Re: June 8, 2021 | When half the world's internet went down Quote:
Originally Posted by Jeroen
From what I read it was triggered by a single configuration chance. Whether that was change was carried out incorrectly or something else remains to be seen. Fact remains that one action took down their whole service.
That sounds suspiciously like a major design issue.
Jeroen | Quote:
Originally Posted by padmrajravi A single configuration change from one customer affecting all the other customers is the worrying factor. And the configuration change was was a valid one too, just that it triggered an unexpected behaviour. That just means , there is not enough isolation enough to prevent a catastrophe. |
As per their initial RCA, they introduced a change on May 12 which left a code path open that could cause varnish (the open source cache server Fastly is based on) to crash under very specific vcl flows.
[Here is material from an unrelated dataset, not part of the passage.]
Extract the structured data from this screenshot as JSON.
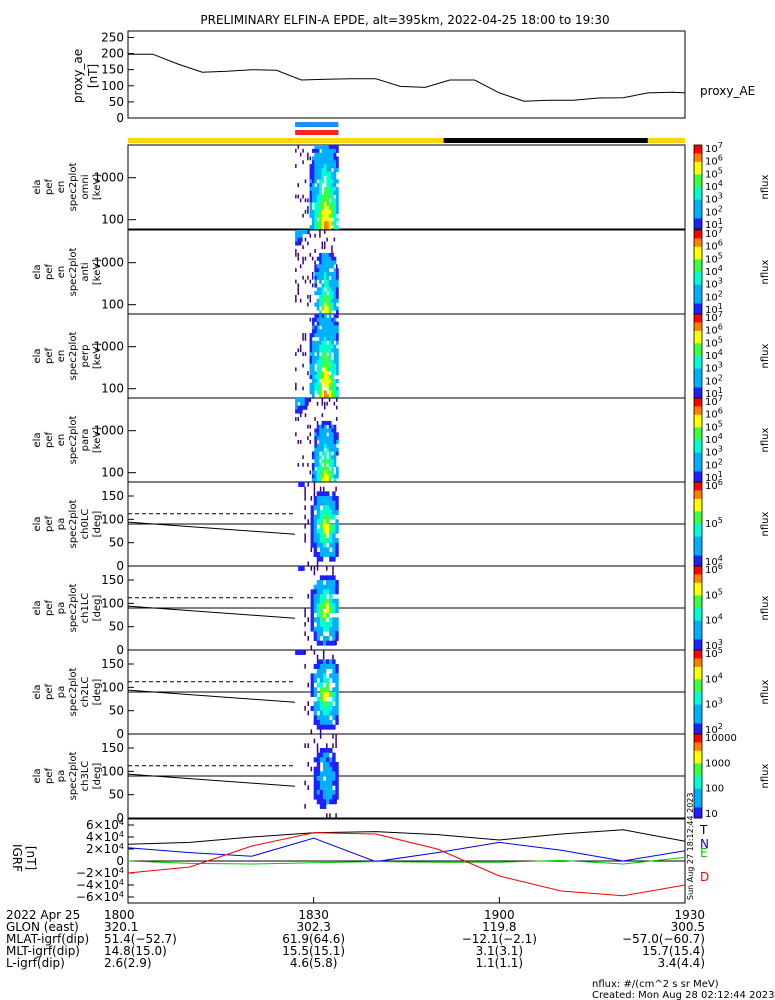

It wasn't triggered by any customer until 8 June. A change by one particular customer on that fateful day caused the varnish nodes to crash all over. They weren't able to recover from this failure.
So yeah, isolation is a big problem and a major design flaw. They have highlighted it in the blog post I linked above, quoting the relevant section here - Quote:
Broadly, this means fully leveraging the isolation capabilities of WebAssembly and Compute@Edge to build greater resiliency from the ground up.
|
Fastly's customers will also think about having a DR solution. A lot of the customers who use Fastly do so because of the ability to easily run some logic on the edge nodes, like implementing a paywall etc. So using a competing CDN will not really be straight forward.
Or people could go solo like Tesla - have their own in house implementation of open source Varnish for eventualities like these.
It sure will be an interesting few months ahead.
Last edited by Dry Ice : 10th June 2021 at 12:18.
Reason: Date
|